NEUQUÉN (Envoyé spécial). L’équipe argentine de Copa Davis est à un seul succès d’accéder aux Qualifiers de 2027 et d’effacer la déception remontant à sept mois en Corée du Sud, lorsque un mal inédit d’absences avait provoqué une débâcle (défaite 3-2). Lors de la journée d’ouverture de la première série de l’histoire en Patagonie, l’Argentine a confirmé sa suprématie face à la Turquie, un adversaire de moindre envergure (33e du classement mondial de la Fédération Internationale). Thiago Tirante (52e), qui traverse le moment le plus marquant de sa carrière, a battu Mert Alkaya (296e, premier simple visiteur) par 6-2 et 6-4, inscrivant le 2-0 pour l’équipe nationale. Avant cela, Francisco Cerúndolo (23e) avait battu Yankı Erel (329e) 6-0 et 6-4.
Ce dimanche, à partir de 11 heures, se disputera le troisième point de la série: le double, avec Guido Andreozzi (14e) et Andrés Molteni (58e) face à Tuncay Duran (493e) et Arda Azkara (205e). Puis auront lieu les deux autres simples (le dernier uniquement si nécessaire).
Tirante, l’un des cinq débutants de la série asiatique de février, a gagné la confiance du capitaine Javier Frana pour agir comme numéro 2 en simple sur le court Ruca Che, au détriment de Mariano Navone. Le joueur platense de 25 ans, dynamisé par le fait de disputer pour la première fois une épreuve de Copa Davis dans le pays, a offert une prestation très sérieuse et a été largement à la hauteur. Les conditions acoustiques du match, sur un court couvert et en dur, ont contribué à ce que ses services lourds retentissent avec une grande intensité. L’Argentin de Buenos Aires s’est imposé en faisant jouer son service, et bien que le numéro 1 turc ait tenté de le déstabiliser, ses ressources n’ont pas suffi.
« Thiago possède un service incroyable. C’était quelque chose à quoi je m’attendais. Son service est très offensif. Le voir jouer en extérieur et le subir en intérieur est une autre histoire. C’est un grand joueur et je n’ai pas pu faire grand-chose », a admis Alkaya après le match.
Tirante, qui a aussi triomphé contre Djokovic lors du dernier Masters 1000 de Cincinnati, a conclu la rencontre avec neuf aces, deux doubles fautes, 59% de premières balles, 81% de points gagnés sur le premier service (26 sur 32) et 65% sur le second. Il a converti trois des cinq balles de break qu’il a créées, surpassant son adversaire par la vitesse et la profondeur.
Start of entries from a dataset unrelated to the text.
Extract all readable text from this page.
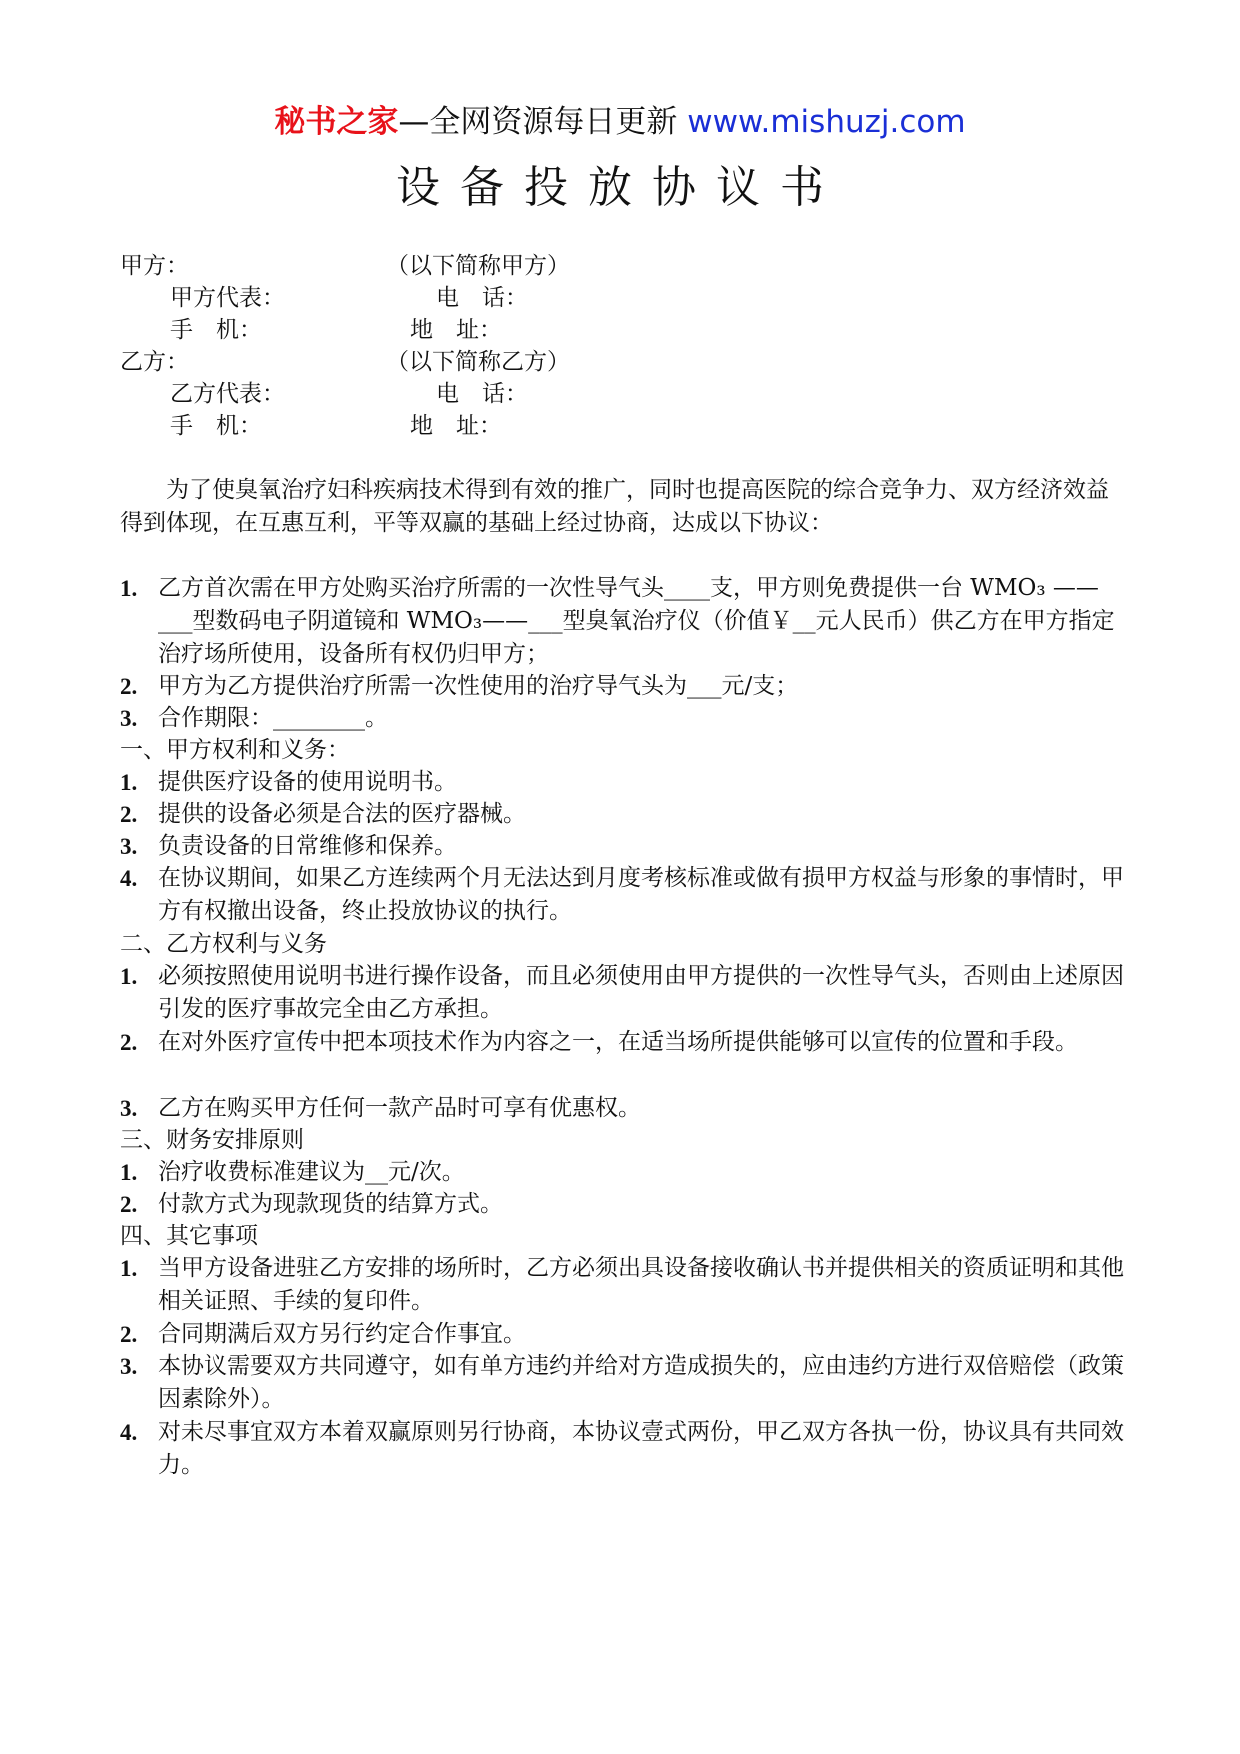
秘书之家—全网资源每日更新 www.mishuzj.com
设备投放协议书
甲方：	（以下简称甲方）
甲方代表：	电　话：
手　机：	地　址：
乙方：	（以下简称乙方）
乙方代表：	电　话：
手　机：	地　址：
为了使臭氧治疗妇科疾病技术得到有效的推广，同时也提高医院的综合竞争力、双方经济效益得到体现，在互惠互利，平等双赢的基础上经过协商，达成以下协议：
1. 乙方首次需在甲方处购买治疗所需的一次性导气头____支，甲方则免费提供一台 WMO₃ ——___型数码电子阴道镜和 WMO₃——___型臭氧治疗仪（价值￥__元人民币）供乙方在甲方指定治疗场所使用，设备所有权仍归甲方；
2. 甲方为乙方提供治疗所需一次性使用的治疗导气头为___元/支；
3. 合作期限：________。
一、甲方权利和义务：
1. 提供医疗设备的使用说明书。
2. 提供的设备必须是合法的医疗器械。
3. 负责设备的日常维修和保养。
4. 在协议期间，如果乙方连续两个月无法达到月度考核标准或做有损甲方权益与形象的事情时，甲方有权撤出设备，终止投放协议的执行。
二、乙方权利与义务
1. 必须按照使用说明书进行操作设备，而且必须使用由甲方提供的一次性导气头，否则由上述原因引发的医疗事故完全由乙方承担。
2. 在对外医疗宣传中把本项技术作为内容之一，在适当场所提供能够可以宣传的位置和手段。
3. 乙方在购买甲方任何一款产品时可享有优惠权。
三、财务安排原则
1. 治疗收费标准建议为__元/次。
2. 付款方式为现款现货的结算方式。
四、其它事项
1. 当甲方设备进驻乙方安排的场所时，乙方必须出具设备接收确认书并提供相关的资质证明和其他相关证照、手续的复印件。
2. 合同期满后双方另行约定合作事宜。
3. 本协议需要双方共同遵守，如有单方违约并给对方造成损失的，应由违约方进行双倍赔偿（政策因素除外）。
4. 对未尽事宜双方本着双赢原则另行协商，本协议壹式两份，甲乙双方各执一份，协议具有共同效力。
Cerúndolo, sans hésitation
Dans le monde du tennis, la Coupe Davis est sans doute le tournoi où les surprises sont les plus fréquentes. Des défis qui, sur le circuit ATP, n’auraient pas d’équivalents peuvent prendre des formes différentes dans cette épreuve centenaire par équipes. Pourquoi ? Parce que s’éveillent d’autres aspects émotionnels chez les joueurs. Pour autant, Cerúndolo a ouvert la série entre l’Argentine et la Turquie en affichant clairement son statut de favori sur le court: il a battu Erel (329e, 25 ans) 6-0 et 6-4 en 1h13, donnant le premier point au pays local.
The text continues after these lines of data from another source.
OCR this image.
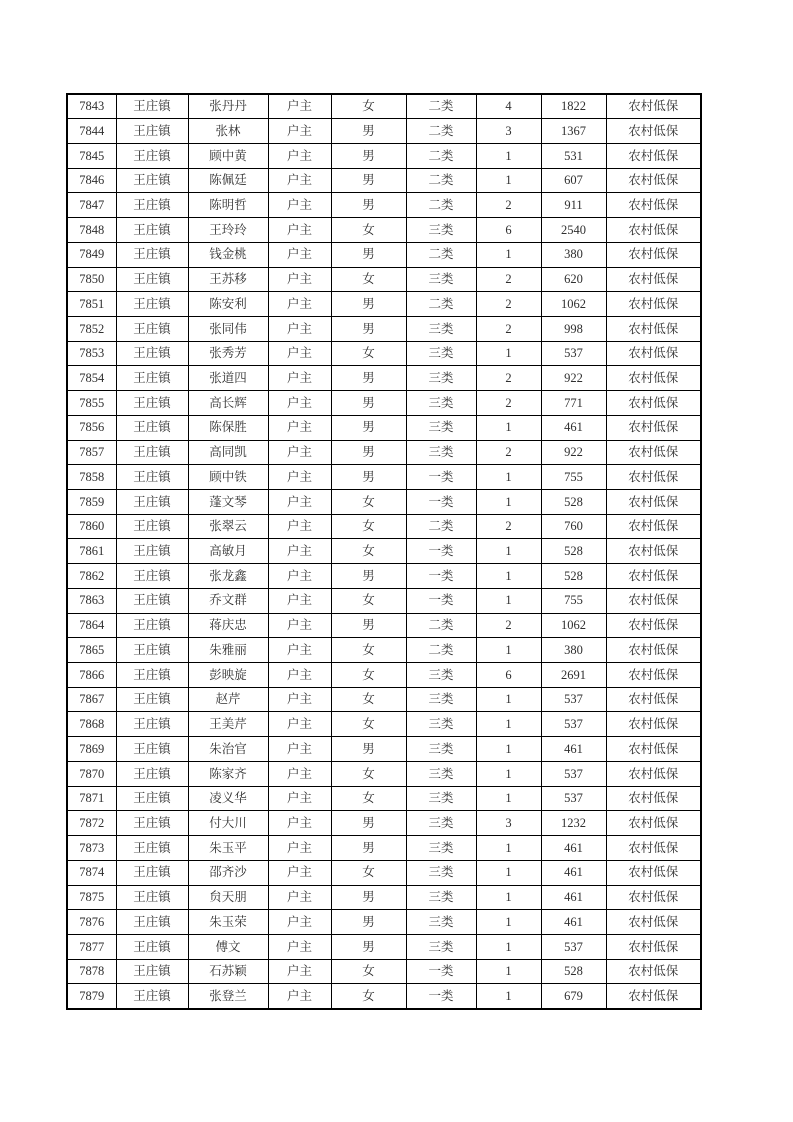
7843	王庄镇	张丹丹	户主	女	二类	4	1822	农村低保
7844	王庄镇	张林	户主	男	二类	3	1367	农村低保
7845	王庄镇	顾中黄	户主	男	二类	1	531	农村低保
7846	王庄镇	陈佩廷	户主	男	二类	1	607	农村低保
7847	王庄镇	陈明哲	户主	男	二类	2	911	农村低保
7848	王庄镇	王玲玲	户主	女	三类	6	2540	农村低保
7849	王庄镇	钱金桃	户主	男	二类	1	380	农村低保
7850	王庄镇	王苏移	户主	女	三类	2	620	农村低保
7851	王庄镇	陈安利	户主	男	二类	2	1062	农村低保
7852	王庄镇	张同伟	户主	男	三类	2	998	农村低保
7853	王庄镇	张秀芳	户主	女	三类	1	537	农村低保
7854	王庄镇	张道四	户主	男	三类	2	922	农村低保
7855	王庄镇	高长辉	户主	男	三类	2	771	农村低保
7856	王庄镇	陈保胜	户主	男	三类	1	461	农村低保
7857	王庄镇	高同凯	户主	男	三类	2	922	农村低保
7858	王庄镇	顾中铁	户主	男	一类	1	755	农村低保
7859	王庄镇	蓬文琴	户主	女	一类	1	528	农村低保
7860	王庄镇	张翠云	户主	女	二类	2	760	农村低保
7861	王庄镇	高敏月	户主	女	一类	1	528	农村低保
7862	王庄镇	张龙鑫	户主	男	一类	1	528	农村低保
7863	王庄镇	乔文群	户主	女	一类	1	755	农村低保
7864	王庄镇	蒋庆忠	户主	男	二类	2	1062	农村低保
7865	王庄镇	朱雅丽	户主	女	二类	1	380	农村低保
7866	王庄镇	彭映旋	户主	女	三类	6	2691	农村低保
7867	王庄镇	赵芹	户主	女	三类	1	537	农村低保
7868	王庄镇	王美芹	户主	女	三类	1	537	农村低保
7869	王庄镇	朱治官	户主	男	三类	1	461	农村低保
7870	王庄镇	陈家齐	户主	女	三类	1	537	农村低保
7871	王庄镇	凌义华	户主	女	三类	1	537	农村低保
7872	王庄镇	付大川	户主	男	三类	3	1232	农村低保
7873	王庄镇	朱玉平	户主	男	三类	1	461	农村低保
7874	王庄镇	邵齐沙	户主	女	三类	1	461	农村低保
7875	王庄镇	贠天朋	户主	男	三类	1	461	农村低保
7876	王庄镇	朱玉荣	户主	男	三类	1	461	农村低保
7877	王庄镇	傅文	户主	男	三类	1	537	农村低保
7878	王庄镇	石苏颖	户主	女	一类	1	528	农村低保
7879	王庄镇	张登兰	户主	女	一类	1	679	农村低保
Sous le toit et sur une surface dure, une condition que l’Argentine n’avait plus connue à domicile depuis la finale malheureuse de 2008 face à l’Espagne à Mar del Plata, l’équipe dirigée par Frana a abordé ce défi contre la Turquie avec optimisme, espérant clore la série en Corée du Sud. Cette défaite (3-2) à Busan avait privé l’équipe albiceleste de la chance de progresser dans le Groupe Mondial. Le match contre la Turquie vise à éviter la descente dans la Zone Amérique et à revenir, dès 2027, dans les Qualifiers.
Dès le coup d’envoi de la série, Cerúndolo a mené la vie dure au gaucher Erel (ancien champion junior du double de Wimbledon en 2018), malmenant la balle avec une précision et une vitesse redoutables. Les tentatives de l’invité, habitué du circuit Challenger et des Futures (les deuxième et troisième divisions du professionnalisme, respectivement), se sont heurtées à une supériorité nette. La différence de catégorie est apparue clairement. Cerúndolo a su imposer le rythme avec intensité, de bons services et des angles bien tracés. Il a empoché le premier set en moins de trente minutes. Le deuxième acte a été plus équilibré, mais le meilleur tennisman sud-américain n’a pas eu de difficulté pour clore le match.